Psycho has been described, as being the "father of the modern horror movie" being the first film classed in the horror genre. In 1960 Hitchcock sparked off the stalk and slash genre that is so popular today, especially among teens. However Psycho was not primarily aimed at the teen generation unlike the many teen slasher movies such as Halloween that have dominated the movies screens with the same usual conventions that are now expected in all horrors. .
Despite being released in 1960 the technology available at this time would of allowed Hitchcock to use colour in the film yet he chose black and white helping to add to the eerie atmosphere it emulates. Presenting the film in black and white emphasis's the horror genres first appearance as well as setting the events in a simple, un-complicated style where shadows are emphasized due to the lack of colour. Psycho on the other hand being a much more modern film brought out in 1978 is shot in colour, yet the majority of scenes take place in the dark alike most horrors preventing the audience form viewing certain scenes. .

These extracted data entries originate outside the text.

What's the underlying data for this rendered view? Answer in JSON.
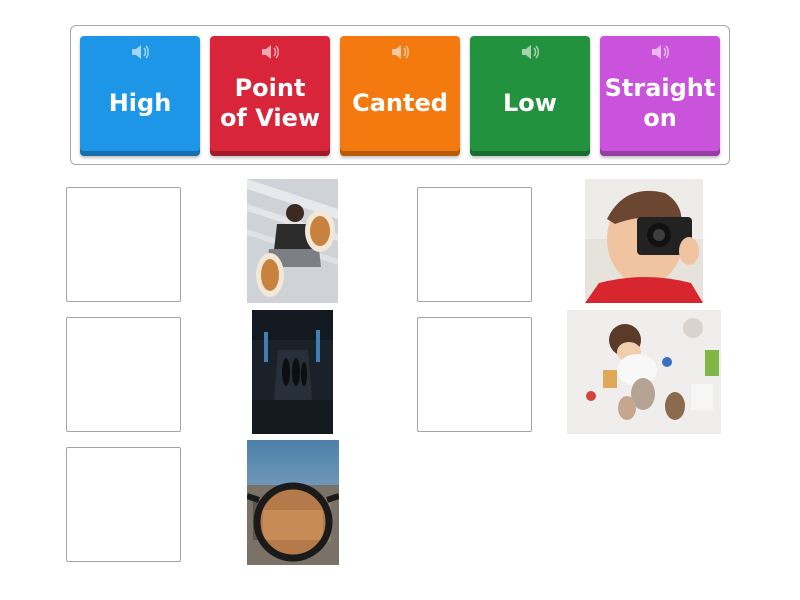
{
  "tiles": [
    {
      "label": "High",
      "color": "#1e96e8",
      "icon": "speaker-icon"
    },
    {
      "label": "Point\nof View",
      "color": "#d9253a",
      "icon": "speaker-icon"
    },
    {
      "label": "Canted",
      "color": "#f47a0f",
      "icon": "speaker-icon"
    },
    {
      "label": "Low",
      "color": "#22923e",
      "icon": "speaker-icon"
    },
    {
      "label": "Straight\non",
      "color": "#c953db",
      "icon": "speaker-icon"
    }
  ],
  "photos": [
    {
      "subject": "low-angle person in sneakers"
    },
    {
      "subject": "child holding camera"
    },
    {
      "subject": "dark corridor figures"
    },
    {
      "subject": "baby with toys from above"
    },
    {
      "subject": "city through glasses"
    }
  ]
}
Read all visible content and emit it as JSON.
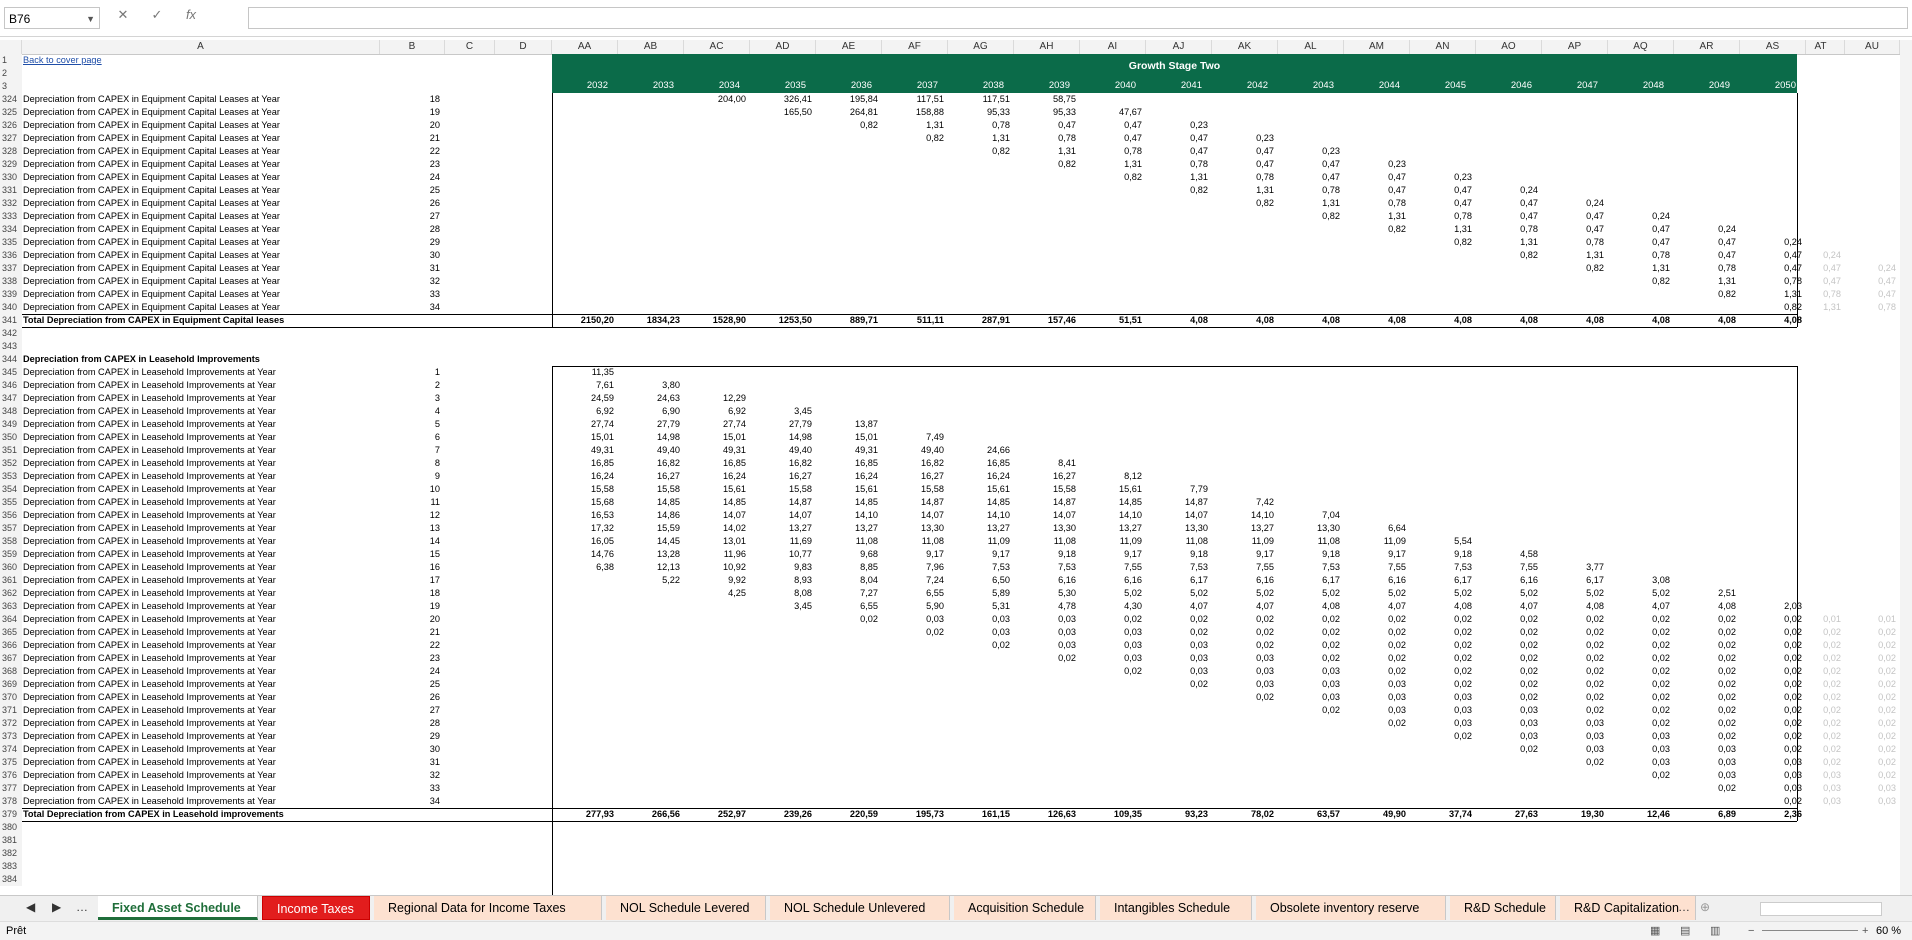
{
  "namebox": {
    "value": "B76"
  },
  "columns": [
    "A",
    "B",
    "C",
    "D",
    "AA",
    "AB",
    "AC",
    "AD",
    "AE",
    "AF",
    "AG",
    "AH",
    "AI",
    "AJ",
    "AK",
    "AL",
    "AM",
    "AN",
    "AO",
    "AP",
    "AQ",
    "AR",
    "AS",
    "AT",
    "AU"
  ],
  "growth_stage_title": "Growth Stage Two",
  "years": [
    "2032",
    "2033",
    "2034",
    "2035",
    "2036",
    "2037",
    "2038",
    "2039",
    "2040",
    "2041",
    "2042",
    "2043",
    "2044",
    "2045",
    "2046",
    "2047",
    "2048",
    "2049",
    "2050"
  ],
  "back_link": "Back to cover page",
  "equip_label": "Depreciation from CAPEX in Equipment Capital Leases at Year",
  "lease_label": "Depreciation from CAPEX in Leasehold Improvements at Year",
  "equip_rows": [
    {
      "r": "324",
      "b": "18",
      "v": {
        "AC": "204,00",
        "AD": "326,41",
        "AE": "195,84",
        "AF": "117,51",
        "AG": "117,51",
        "AH": "58,75"
      }
    },
    {
      "r": "325",
      "b": "19",
      "v": {
        "AD": "165,50",
        "AE": "264,81",
        "AF": "158,88",
        "AG": "95,33",
        "AH": "95,33",
        "AI": "47,67"
      }
    },
    {
      "r": "326",
      "b": "20",
      "v": {
        "AE": "0,82",
        "AF": "1,31",
        "AG": "0,78",
        "AH": "0,47",
        "AI": "0,47",
        "AJ": "0,23"
      }
    },
    {
      "r": "327",
      "b": "21",
      "v": {
        "AF": "0,82",
        "AG": "1,31",
        "AH": "0,78",
        "AI": "0,47",
        "AJ": "0,47",
        "AK": "0,23"
      }
    },
    {
      "r": "328",
      "b": "22",
      "v": {
        "AG": "0,82",
        "AH": "1,31",
        "AI": "0,78",
        "AJ": "0,47",
        "AK": "0,47",
        "AL": "0,23"
      }
    },
    {
      "r": "329",
      "b": "23",
      "v": {
        "AH": "0,82",
        "AI": "1,31",
        "AJ": "0,78",
        "AK": "0,47",
        "AL": "0,47",
        "AM": "0,23"
      }
    },
    {
      "r": "330",
      "b": "24",
      "v": {
        "AI": "0,82",
        "AJ": "1,31",
        "AK": "0,78",
        "AL": "0,47",
        "AM": "0,47",
        "AN": "0,23"
      }
    },
    {
      "r": "331",
      "b": "25",
      "v": {
        "AJ": "0,82",
        "AK": "1,31",
        "AL": "0,78",
        "AM": "0,47",
        "AN": "0,47",
        "AO": "0,24"
      }
    },
    {
      "r": "332",
      "b": "26",
      "v": {
        "AK": "0,82",
        "AL": "1,31",
        "AM": "0,78",
        "AN": "0,47",
        "AO": "0,47",
        "AP": "0,24"
      }
    },
    {
      "r": "333",
      "b": "27",
      "v": {
        "AL": "0,82",
        "AM": "1,31",
        "AN": "0,78",
        "AO": "0,47",
        "AP": "0,47",
        "AQ": "0,24"
      }
    },
    {
      "r": "334",
      "b": "28",
      "v": {
        "AM": "0,82",
        "AN": "1,31",
        "AO": "0,78",
        "AP": "0,47",
        "AQ": "0,47",
        "AR": "0,24"
      }
    },
    {
      "r": "335",
      "b": "29",
      "v": {
        "AN": "0,82",
        "AO": "1,31",
        "AP": "0,78",
        "AQ": "0,47",
        "AR": "0,47",
        "AS": "0,24"
      }
    },
    {
      "r": "336",
      "b": "30",
      "v": {
        "AO": "0,82",
        "AP": "1,31",
        "AQ": "0,78",
        "AR": "0,47",
        "AS": "0,47",
        "AT": "0,24"
      }
    },
    {
      "r": "337",
      "b": "31",
      "v": {
        "AP": "0,82",
        "AQ": "1,31",
        "AR": "0,78",
        "AS": "0,47",
        "AT": "0,47",
        "AU": "0,24"
      }
    },
    {
      "r": "338",
      "b": "32",
      "v": {
        "AQ": "0,82",
        "AR": "1,31",
        "AS": "0,78",
        "AT": "0,47",
        "AU": "0,47"
      }
    },
    {
      "r": "339",
      "b": "33",
      "v": {
        "AR": "0,82",
        "AS": "1,31",
        "AT": "0,78",
        "AU": "0,47"
      }
    },
    {
      "r": "340",
      "b": "34",
      "v": {
        "AS": "0,82",
        "AT": "1,31",
        "AU": "0,78"
      }
    }
  ],
  "equip_total": {
    "r": "341",
    "label": "Total Depreciation from CAPEX in Equipment Capital leases",
    "values": [
      "2150,20",
      "1834,23",
      "1528,90",
      "1253,50",
      "889,71",
      "511,11",
      "287,91",
      "157,46",
      "51,51",
      "4,08",
      "4,08",
      "4,08",
      "4,08",
      "4,08",
      "4,08",
      "4,08",
      "4,08",
      "4,08",
      "4,08"
    ]
  },
  "blank_rows_a": [
    "342",
    "343"
  ],
  "lease_header": {
    "r": "344",
    "label": "Depreciation from CAPEX in Leasehold Improvements"
  },
  "lease_rows": [
    {
      "r": "345",
      "b": "1",
      "v": {
        "AA": "11,35"
      }
    },
    {
      "r": "346",
      "b": "2",
      "v": {
        "AA": "7,61",
        "AB": "3,80"
      }
    },
    {
      "r": "347",
      "b": "3",
      "v": {
        "AA": "24,59",
        "AB": "24,63",
        "AC": "12,29"
      }
    },
    {
      "r": "348",
      "b": "4",
      "v": {
        "AA": "6,92",
        "AB": "6,90",
        "AC": "6,92",
        "AD": "3,45"
      }
    },
    {
      "r": "349",
      "b": "5",
      "v": {
        "AA": "27,74",
        "AB": "27,79",
        "AC": "27,74",
        "AD": "27,79",
        "AE": "13,87"
      }
    },
    {
      "r": "350",
      "b": "6",
      "v": {
        "AA": "15,01",
        "AB": "14,98",
        "AC": "15,01",
        "AD": "14,98",
        "AE": "15,01",
        "AF": "7,49"
      }
    },
    {
      "r": "351",
      "b": "7",
      "v": {
        "AA": "49,31",
        "AB": "49,40",
        "AC": "49,31",
        "AD": "49,40",
        "AE": "49,31",
        "AF": "49,40",
        "AG": "24,66"
      }
    },
    {
      "r": "352",
      "b": "8",
      "v": {
        "AA": "16,85",
        "AB": "16,82",
        "AC": "16,85",
        "AD": "16,82",
        "AE": "16,85",
        "AF": "16,82",
        "AG": "16,85",
        "AH": "8,41"
      }
    },
    {
      "r": "353",
      "b": "9",
      "v": {
        "AA": "16,24",
        "AB": "16,27",
        "AC": "16,24",
        "AD": "16,27",
        "AE": "16,24",
        "AF": "16,27",
        "AG": "16,24",
        "AH": "16,27",
        "AI": "8,12"
      }
    },
    {
      "r": "354",
      "b": "10",
      "v": {
        "AA": "15,58",
        "AB": "15,58",
        "AC": "15,61",
        "AD": "15,58",
        "AE": "15,61",
        "AF": "15,58",
        "AG": "15,61",
        "AH": "15,58",
        "AI": "15,61",
        "AJ": "7,79"
      }
    },
    {
      "r": "355",
      "b": "11",
      "v": {
        "AA": "15,68",
        "AB": "14,85",
        "AC": "14,85",
        "AD": "14,87",
        "AE": "14,85",
        "AF": "14,87",
        "AG": "14,85",
        "AH": "14,87",
        "AI": "14,85",
        "AJ": "14,87",
        "AK": "7,42"
      }
    },
    {
      "r": "356",
      "b": "12",
      "v": {
        "AA": "16,53",
        "AB": "14,86",
        "AC": "14,07",
        "AD": "14,07",
        "AE": "14,10",
        "AF": "14,07",
        "AG": "14,10",
        "AH": "14,07",
        "AI": "14,10",
        "AJ": "14,07",
        "AK": "14,10",
        "AL": "7,04"
      }
    },
    {
      "r": "357",
      "b": "13",
      "v": {
        "AA": "17,32",
        "AB": "15,59",
        "AC": "14,02",
        "AD": "13,27",
        "AE": "13,27",
        "AF": "13,30",
        "AG": "13,27",
        "AH": "13,30",
        "AI": "13,27",
        "AJ": "13,30",
        "AK": "13,27",
        "AL": "13,30",
        "AM": "6,64"
      }
    },
    {
      "r": "358",
      "b": "14",
      "v": {
        "AA": "16,05",
        "AB": "14,45",
        "AC": "13,01",
        "AD": "11,69",
        "AE": "11,08",
        "AF": "11,08",
        "AG": "11,09",
        "AH": "11,08",
        "AI": "11,09",
        "AJ": "11,08",
        "AK": "11,09",
        "AL": "11,08",
        "AM": "11,09",
        "AN": "5,54"
      }
    },
    {
      "r": "359",
      "b": "15",
      "v": {
        "AA": "14,76",
        "AB": "13,28",
        "AC": "11,96",
        "AD": "10,77",
        "AE": "9,68",
        "AF": "9,17",
        "AG": "9,17",
        "AH": "9,18",
        "AI": "9,17",
        "AJ": "9,18",
        "AK": "9,17",
        "AL": "9,18",
        "AM": "9,17",
        "AN": "9,18",
        "AO": "4,58"
      }
    },
    {
      "r": "360",
      "b": "16",
      "v": {
        "AA": "6,38",
        "AB": "12,13",
        "AC": "10,92",
        "AD": "9,83",
        "AE": "8,85",
        "AF": "7,96",
        "AG": "7,53",
        "AH": "7,53",
        "AI": "7,55",
        "AJ": "7,53",
        "AK": "7,55",
        "AL": "7,53",
        "AM": "7,55",
        "AN": "7,53",
        "AO": "7,55",
        "AP": "3,77"
      }
    },
    {
      "r": "361",
      "b": "17",
      "v": {
        "AB": "5,22",
        "AC": "9,92",
        "AD": "8,93",
        "AE": "8,04",
        "AF": "7,24",
        "AG": "6,50",
        "AH": "6,16",
        "AI": "6,16",
        "AJ": "6,17",
        "AK": "6,16",
        "AL": "6,17",
        "AM": "6,16",
        "AN": "6,17",
        "AO": "6,16",
        "AP": "6,17",
        "AQ": "3,08"
      }
    },
    {
      "r": "362",
      "b": "18",
      "v": {
        "AC": "4,25",
        "AD": "8,08",
        "AE": "7,27",
        "AF": "6,55",
        "AG": "5,89",
        "AH": "5,30",
        "AI": "5,02",
        "AJ": "5,02",
        "AK": "5,02",
        "AL": "5,02",
        "AM": "5,02",
        "AN": "5,02",
        "AO": "5,02",
        "AP": "5,02",
        "AQ": "5,02",
        "AR": "2,51"
      }
    },
    {
      "r": "363",
      "b": "19",
      "v": {
        "AD": "3,45",
        "AE": "6,55",
        "AF": "5,90",
        "AG": "5,31",
        "AH": "4,78",
        "AI": "4,30",
        "AJ": "4,07",
        "AK": "4,07",
        "AL": "4,08",
        "AM": "4,07",
        "AN": "4,08",
        "AO": "4,07",
        "AP": "4,08",
        "AQ": "4,07",
        "AR": "4,08",
        "AS": "2,03"
      }
    },
    {
      "r": "364",
      "b": "20",
      "v": {
        "AE": "0,02",
        "AF": "0,03",
        "AG": "0,03",
        "AH": "0,03",
        "AI": "0,02",
        "AJ": "0,02",
        "AK": "0,02",
        "AL": "0,02",
        "AM": "0,02",
        "AN": "0,02",
        "AO": "0,02",
        "AP": "0,02",
        "AQ": "0,02",
        "AR": "0,02",
        "AS": "0,02",
        "AT": "0,01",
        "AU": "0,01"
      }
    },
    {
      "r": "365",
      "b": "21",
      "v": {
        "AF": "0,02",
        "AG": "0,03",
        "AH": "0,03",
        "AI": "0,03",
        "AJ": "0,02",
        "AK": "0,02",
        "AL": "0,02",
        "AM": "0,02",
        "AN": "0,02",
        "AO": "0,02",
        "AP": "0,02",
        "AQ": "0,02",
        "AR": "0,02",
        "AS": "0,02",
        "AT": "0,02",
        "AU": "0,02"
      }
    },
    {
      "r": "366",
      "b": "22",
      "v": {
        "AG": "0,02",
        "AH": "0,03",
        "AI": "0,03",
        "AJ": "0,03",
        "AK": "0,02",
        "AL": "0,02",
        "AM": "0,02",
        "AN": "0,02",
        "AO": "0,02",
        "AP": "0,02",
        "AQ": "0,02",
        "AR": "0,02",
        "AS": "0,02",
        "AT": "0,02",
        "AU": "0,02"
      }
    },
    {
      "r": "367",
      "b": "23",
      "v": {
        "AH": "0,02",
        "AI": "0,03",
        "AJ": "0,03",
        "AK": "0,03",
        "AL": "0,02",
        "AM": "0,02",
        "AN": "0,02",
        "AO": "0,02",
        "AP": "0,02",
        "AQ": "0,02",
        "AR": "0,02",
        "AS": "0,02",
        "AT": "0,02",
        "AU": "0,02"
      }
    },
    {
      "r": "368",
      "b": "24",
      "v": {
        "AI": "0,02",
        "AJ": "0,03",
        "AK": "0,03",
        "AL": "0,03",
        "AM": "0,02",
        "AN": "0,02",
        "AO": "0,02",
        "AP": "0,02",
        "AQ": "0,02",
        "AR": "0,02",
        "AS": "0,02",
        "AT": "0,02",
        "AU": "0,02"
      }
    },
    {
      "r": "369",
      "b": "25",
      "v": {
        "AJ": "0,02",
        "AK": "0,03",
        "AL": "0,03",
        "AM": "0,03",
        "AN": "0,02",
        "AO": "0,02",
        "AP": "0,02",
        "AQ": "0,02",
        "AR": "0,02",
        "AS": "0,02",
        "AT": "0,02",
        "AU": "0,02"
      }
    },
    {
      "r": "370",
      "b": "26",
      "v": {
        "AK": "0,02",
        "AL": "0,03",
        "AM": "0,03",
        "AN": "0,03",
        "AO": "0,02",
        "AP": "0,02",
        "AQ": "0,02",
        "AR": "0,02",
        "AS": "0,02",
        "AT": "0,02",
        "AU": "0,02"
      }
    },
    {
      "r": "371",
      "b": "27",
      "v": {
        "AL": "0,02",
        "AM": "0,03",
        "AN": "0,03",
        "AO": "0,03",
        "AP": "0,02",
        "AQ": "0,02",
        "AR": "0,02",
        "AS": "0,02",
        "AT": "0,02",
        "AU": "0,02"
      }
    },
    {
      "r": "372",
      "b": "28",
      "v": {
        "AM": "0,02",
        "AN": "0,03",
        "AO": "0,03",
        "AP": "0,03",
        "AQ": "0,02",
        "AR": "0,02",
        "AS": "0,02",
        "AT": "0,02",
        "AU": "0,02"
      }
    },
    {
      "r": "373",
      "b": "29",
      "v": {
        "AN": "0,02",
        "AO": "0,03",
        "AP": "0,03",
        "AQ": "0,03",
        "AR": "0,02",
        "AS": "0,02",
        "AT": "0,02",
        "AU": "0,02"
      }
    },
    {
      "r": "374",
      "b": "30",
      "v": {
        "AO": "0,02",
        "AP": "0,03",
        "AQ": "0,03",
        "AR": "0,03",
        "AS": "0,02",
        "AT": "0,02",
        "AU": "0,02"
      }
    },
    {
      "r": "375",
      "b": "31",
      "v": {
        "AP": "0,02",
        "AQ": "0,03",
        "AR": "0,03",
        "AS": "0,03",
        "AT": "0,02",
        "AU": "0,02"
      }
    },
    {
      "r": "376",
      "b": "32",
      "v": {
        "AQ": "0,02",
        "AR": "0,03",
        "AS": "0,03",
        "AT": "0,03",
        "AU": "0,02"
      }
    },
    {
      "r": "377",
      "b": "33",
      "v": {
        "AR": "0,02",
        "AS": "0,03",
        "AT": "0,03",
        "AU": "0,03"
      }
    },
    {
      "r": "378",
      "b": "34",
      "v": {
        "AS": "0,02",
        "AT": "0,03",
        "AU": "0,03"
      }
    }
  ],
  "lease_total": {
    "r": "379",
    "label": "Total Depreciation from CAPEX in Leasehold improvements",
    "values": [
      "277,93",
      "266,56",
      "252,97",
      "239,26",
      "220,59",
      "195,73",
      "161,15",
      "126,63",
      "109,35",
      "93,23",
      "78,02",
      "63,57",
      "49,90",
      "37,74",
      "27,63",
      "19,30",
      "12,46",
      "6,89",
      "2,36"
    ]
  },
  "blank_rows_b": [
    "380",
    "381",
    "382",
    "383",
    "384"
  ],
  "tabs": [
    {
      "label": "Fixed Asset Schedule",
      "style": "active"
    },
    {
      "label": "Income Taxes",
      "style": "red"
    },
    {
      "label": "Regional Data for Income Taxes",
      "style": "orange"
    },
    {
      "label": "NOL Schedule Levered",
      "style": "orange"
    },
    {
      "label": "NOL Schedule Unlevered",
      "style": "orange"
    },
    {
      "label": "Acquisition Schedule",
      "style": "orange"
    },
    {
      "label": "Intangibles Schedule",
      "style": "orange"
    },
    {
      "label": "Obsolete inventory reserve",
      "style": "orange"
    },
    {
      "label": "R&D Schedule",
      "style": "orange"
    },
    {
      "label": "R&D Capitalization",
      "style": "orange"
    }
  ],
  "status": {
    "mode": "Prêt",
    "zoom": "60 %"
  }
}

A usual horror convention is to shoot the majority of scenes at night or in the dark as it sets up a creepy unnerving atmosphere within the audience. The dark holds many negative connotations being linked to a time of death and disruption. Using the dark as lighting for murder scenes or chase scenes alerts the audience before the murder has been done. By setting a certain scene in the dark creates expectations within the audience, as it is a warning that one may occur. Dark lighting also prevents the audience from seeing everything in the shot frustrating them as it denies them from seeing properly. However in some cases this can be seen as a positive effect as some murderous scenes may be disturbing for certain individuals and so the dark offers an escape for hiding some of the blood and gore with other such devices such as sound effects and music implying a vicious stabbing.